Le second amendement était plus audacieux, puisqu'il proposait que le préfet puisse choisir d'exonérer totalement les collectivités de toute participation au financement d'un projet de rénovation thermique d'un bâtiment scolaire, dès lors que les coûts étaient disproportionnés au regard des moyens de la collectivité. "Dans la ruralité, une commune peut accueillir des élèves des communes alentour et n'aura pas la capacité d'assumer les 10% à sa charge", a plaidé Marie-Claude Varaillas, sénatrice de la Dordogne et auteure de l'amendement. Stéphane Sautarel a ici estimé que cette exonération totale "ouvrirait d'autres voies pour des investissements en lien avec la transition écologique et énergétique qui ne paraissent pas aller dans le sens de l'autonomie et la responsabilité des collectivités". "Si la collectivité n'avait pas les 10% [à sa charge], on pourrait s'inquiéter sur sa capacité à faire fonctionner l'école par la suite", a pour sa part pointé Dominique Faure.

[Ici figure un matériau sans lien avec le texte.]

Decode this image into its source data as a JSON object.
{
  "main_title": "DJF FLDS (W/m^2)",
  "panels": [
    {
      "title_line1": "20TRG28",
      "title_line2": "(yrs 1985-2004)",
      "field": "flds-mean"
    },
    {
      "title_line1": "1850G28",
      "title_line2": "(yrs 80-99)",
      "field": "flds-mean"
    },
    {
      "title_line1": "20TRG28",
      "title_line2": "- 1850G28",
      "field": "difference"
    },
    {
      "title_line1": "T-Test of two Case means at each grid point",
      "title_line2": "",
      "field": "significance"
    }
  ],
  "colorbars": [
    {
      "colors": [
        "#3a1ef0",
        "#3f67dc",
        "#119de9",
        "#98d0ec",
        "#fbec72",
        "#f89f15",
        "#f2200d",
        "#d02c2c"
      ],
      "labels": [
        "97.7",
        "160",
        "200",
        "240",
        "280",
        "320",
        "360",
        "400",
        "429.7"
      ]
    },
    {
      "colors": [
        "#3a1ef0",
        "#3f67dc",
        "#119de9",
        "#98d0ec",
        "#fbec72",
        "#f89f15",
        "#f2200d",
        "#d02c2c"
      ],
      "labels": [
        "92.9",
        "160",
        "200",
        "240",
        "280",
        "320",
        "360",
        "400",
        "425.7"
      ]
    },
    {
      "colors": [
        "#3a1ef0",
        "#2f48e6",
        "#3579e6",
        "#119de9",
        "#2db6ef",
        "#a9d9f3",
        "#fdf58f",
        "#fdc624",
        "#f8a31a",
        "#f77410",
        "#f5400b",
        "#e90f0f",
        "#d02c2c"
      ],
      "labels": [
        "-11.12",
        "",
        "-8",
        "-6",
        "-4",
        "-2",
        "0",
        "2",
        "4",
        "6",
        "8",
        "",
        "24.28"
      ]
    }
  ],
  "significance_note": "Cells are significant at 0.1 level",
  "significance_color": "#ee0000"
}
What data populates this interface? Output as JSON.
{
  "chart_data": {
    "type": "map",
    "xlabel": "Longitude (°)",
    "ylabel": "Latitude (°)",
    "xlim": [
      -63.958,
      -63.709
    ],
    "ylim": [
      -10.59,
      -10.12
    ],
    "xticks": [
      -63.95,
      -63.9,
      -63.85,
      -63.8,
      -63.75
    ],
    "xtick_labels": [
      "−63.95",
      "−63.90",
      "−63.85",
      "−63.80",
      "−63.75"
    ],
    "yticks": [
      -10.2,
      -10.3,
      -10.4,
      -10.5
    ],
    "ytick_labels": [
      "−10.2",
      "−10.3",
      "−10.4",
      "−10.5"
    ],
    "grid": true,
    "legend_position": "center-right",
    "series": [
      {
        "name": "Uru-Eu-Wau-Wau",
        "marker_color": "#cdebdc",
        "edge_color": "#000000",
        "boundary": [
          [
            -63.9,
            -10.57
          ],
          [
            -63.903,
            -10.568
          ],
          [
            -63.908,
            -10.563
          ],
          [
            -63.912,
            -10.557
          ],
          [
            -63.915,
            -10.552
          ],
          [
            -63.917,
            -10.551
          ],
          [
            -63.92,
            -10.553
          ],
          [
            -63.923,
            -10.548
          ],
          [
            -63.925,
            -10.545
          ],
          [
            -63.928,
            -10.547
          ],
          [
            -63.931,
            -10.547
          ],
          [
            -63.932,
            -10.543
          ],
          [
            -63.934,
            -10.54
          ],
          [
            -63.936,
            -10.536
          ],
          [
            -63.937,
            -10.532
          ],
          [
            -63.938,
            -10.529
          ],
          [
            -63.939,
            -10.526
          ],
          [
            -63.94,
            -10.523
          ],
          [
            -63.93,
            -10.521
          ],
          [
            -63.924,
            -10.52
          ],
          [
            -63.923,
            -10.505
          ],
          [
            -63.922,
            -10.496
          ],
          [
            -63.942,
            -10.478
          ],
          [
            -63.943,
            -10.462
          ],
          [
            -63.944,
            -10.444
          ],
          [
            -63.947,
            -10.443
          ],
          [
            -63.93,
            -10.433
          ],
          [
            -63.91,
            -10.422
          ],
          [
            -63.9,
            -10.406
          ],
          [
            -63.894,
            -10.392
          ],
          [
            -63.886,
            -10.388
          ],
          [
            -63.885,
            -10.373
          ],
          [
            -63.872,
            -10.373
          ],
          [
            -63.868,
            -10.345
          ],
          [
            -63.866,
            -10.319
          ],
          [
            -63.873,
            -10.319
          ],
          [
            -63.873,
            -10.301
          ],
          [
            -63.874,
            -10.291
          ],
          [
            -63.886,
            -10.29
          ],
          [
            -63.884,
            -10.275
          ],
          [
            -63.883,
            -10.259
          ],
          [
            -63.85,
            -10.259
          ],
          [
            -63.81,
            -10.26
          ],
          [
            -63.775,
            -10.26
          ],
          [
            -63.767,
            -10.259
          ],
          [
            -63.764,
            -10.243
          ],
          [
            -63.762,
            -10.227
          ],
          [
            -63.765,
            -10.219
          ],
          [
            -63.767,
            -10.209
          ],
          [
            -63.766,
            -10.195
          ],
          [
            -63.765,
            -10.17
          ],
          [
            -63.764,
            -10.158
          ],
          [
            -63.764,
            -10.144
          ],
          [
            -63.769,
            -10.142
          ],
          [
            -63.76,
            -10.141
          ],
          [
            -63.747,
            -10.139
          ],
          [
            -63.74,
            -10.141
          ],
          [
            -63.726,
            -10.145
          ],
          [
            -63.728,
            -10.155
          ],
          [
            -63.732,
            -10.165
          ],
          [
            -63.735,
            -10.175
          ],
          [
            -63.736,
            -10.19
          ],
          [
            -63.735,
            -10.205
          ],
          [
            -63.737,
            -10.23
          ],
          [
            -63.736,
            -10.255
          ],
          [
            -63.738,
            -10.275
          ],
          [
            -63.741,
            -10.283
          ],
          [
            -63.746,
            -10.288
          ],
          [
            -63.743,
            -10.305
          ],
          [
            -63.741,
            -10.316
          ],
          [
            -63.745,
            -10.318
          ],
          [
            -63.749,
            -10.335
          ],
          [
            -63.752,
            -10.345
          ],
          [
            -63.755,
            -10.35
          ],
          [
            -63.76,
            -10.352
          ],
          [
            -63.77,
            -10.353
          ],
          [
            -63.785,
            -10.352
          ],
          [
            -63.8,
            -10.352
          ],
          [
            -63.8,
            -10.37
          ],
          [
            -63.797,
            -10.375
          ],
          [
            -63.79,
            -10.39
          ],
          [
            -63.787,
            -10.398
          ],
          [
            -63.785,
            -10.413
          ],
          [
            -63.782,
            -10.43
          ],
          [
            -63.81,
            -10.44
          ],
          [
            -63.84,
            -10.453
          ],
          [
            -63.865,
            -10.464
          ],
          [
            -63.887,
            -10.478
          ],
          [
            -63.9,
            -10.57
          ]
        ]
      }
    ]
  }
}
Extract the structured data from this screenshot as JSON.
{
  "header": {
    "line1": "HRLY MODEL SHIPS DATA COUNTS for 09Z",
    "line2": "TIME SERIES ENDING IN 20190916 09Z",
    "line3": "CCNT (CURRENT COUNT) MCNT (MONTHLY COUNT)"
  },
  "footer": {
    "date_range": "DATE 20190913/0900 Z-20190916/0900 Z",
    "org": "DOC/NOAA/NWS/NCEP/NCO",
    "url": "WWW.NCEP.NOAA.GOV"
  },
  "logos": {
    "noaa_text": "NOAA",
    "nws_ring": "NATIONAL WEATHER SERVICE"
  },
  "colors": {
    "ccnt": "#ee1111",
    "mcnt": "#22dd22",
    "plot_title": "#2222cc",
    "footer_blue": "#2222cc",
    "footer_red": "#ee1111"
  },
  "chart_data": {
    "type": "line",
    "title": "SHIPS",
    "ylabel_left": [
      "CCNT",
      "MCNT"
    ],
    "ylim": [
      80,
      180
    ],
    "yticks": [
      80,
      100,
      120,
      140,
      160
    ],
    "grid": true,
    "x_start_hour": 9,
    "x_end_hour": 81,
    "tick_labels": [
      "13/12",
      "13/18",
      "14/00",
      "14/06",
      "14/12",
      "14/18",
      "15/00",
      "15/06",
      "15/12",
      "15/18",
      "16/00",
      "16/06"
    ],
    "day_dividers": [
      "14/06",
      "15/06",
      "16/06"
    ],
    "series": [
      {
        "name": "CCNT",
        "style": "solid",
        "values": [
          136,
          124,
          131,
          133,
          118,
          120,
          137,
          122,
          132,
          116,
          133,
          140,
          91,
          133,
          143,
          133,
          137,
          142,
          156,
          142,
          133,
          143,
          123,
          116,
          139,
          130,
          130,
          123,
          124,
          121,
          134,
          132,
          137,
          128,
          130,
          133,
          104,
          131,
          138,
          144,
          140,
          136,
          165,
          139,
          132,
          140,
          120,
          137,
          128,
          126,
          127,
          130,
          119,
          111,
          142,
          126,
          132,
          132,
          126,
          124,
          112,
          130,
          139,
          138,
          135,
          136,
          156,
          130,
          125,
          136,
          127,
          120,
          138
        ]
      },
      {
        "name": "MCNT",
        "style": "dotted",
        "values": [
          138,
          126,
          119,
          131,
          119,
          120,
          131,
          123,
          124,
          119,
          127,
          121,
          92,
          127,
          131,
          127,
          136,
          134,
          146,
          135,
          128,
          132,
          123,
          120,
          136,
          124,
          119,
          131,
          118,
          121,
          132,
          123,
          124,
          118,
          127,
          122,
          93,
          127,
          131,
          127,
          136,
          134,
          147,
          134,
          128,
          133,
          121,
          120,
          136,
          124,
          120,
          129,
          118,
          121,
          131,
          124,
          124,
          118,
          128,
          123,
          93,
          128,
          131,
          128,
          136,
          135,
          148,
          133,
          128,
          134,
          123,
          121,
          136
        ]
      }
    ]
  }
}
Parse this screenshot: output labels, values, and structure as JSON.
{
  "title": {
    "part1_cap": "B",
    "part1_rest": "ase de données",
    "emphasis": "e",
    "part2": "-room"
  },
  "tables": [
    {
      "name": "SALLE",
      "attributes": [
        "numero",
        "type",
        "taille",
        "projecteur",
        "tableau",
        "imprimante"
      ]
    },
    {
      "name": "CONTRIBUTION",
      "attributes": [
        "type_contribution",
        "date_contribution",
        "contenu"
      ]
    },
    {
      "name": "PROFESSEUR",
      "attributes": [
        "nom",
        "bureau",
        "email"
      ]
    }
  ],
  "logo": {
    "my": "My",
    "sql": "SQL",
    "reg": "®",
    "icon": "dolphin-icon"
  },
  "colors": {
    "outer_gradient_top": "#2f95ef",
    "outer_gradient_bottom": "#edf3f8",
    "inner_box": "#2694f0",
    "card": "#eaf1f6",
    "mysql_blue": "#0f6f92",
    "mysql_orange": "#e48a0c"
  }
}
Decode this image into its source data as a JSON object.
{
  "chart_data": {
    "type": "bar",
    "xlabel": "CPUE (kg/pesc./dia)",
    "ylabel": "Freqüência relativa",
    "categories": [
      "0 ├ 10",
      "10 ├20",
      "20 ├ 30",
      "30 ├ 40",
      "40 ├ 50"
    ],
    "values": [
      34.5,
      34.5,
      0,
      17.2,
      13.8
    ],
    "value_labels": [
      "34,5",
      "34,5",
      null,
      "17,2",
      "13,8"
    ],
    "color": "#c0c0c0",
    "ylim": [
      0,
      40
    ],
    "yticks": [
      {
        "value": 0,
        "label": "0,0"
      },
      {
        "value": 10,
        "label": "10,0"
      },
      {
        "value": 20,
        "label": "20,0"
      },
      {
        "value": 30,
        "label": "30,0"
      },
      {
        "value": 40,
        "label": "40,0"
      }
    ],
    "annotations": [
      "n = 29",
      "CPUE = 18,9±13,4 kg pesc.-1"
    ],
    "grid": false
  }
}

Un troisième amendement visait à "supprimer un gage inutile" porté par l'État seul, alors que la PPL porte sur l'ensemble des financements apportés par les personnes publiques – conseils régionaux et départementaux pouvant participer au financement des rénovations. Il a été adopté.
Le gouvernement ayant déclaré la procédure accélérée sur ce texte, ses auteurs espèrent qu'il sera présenté rapidement à l'Assemblée nationale.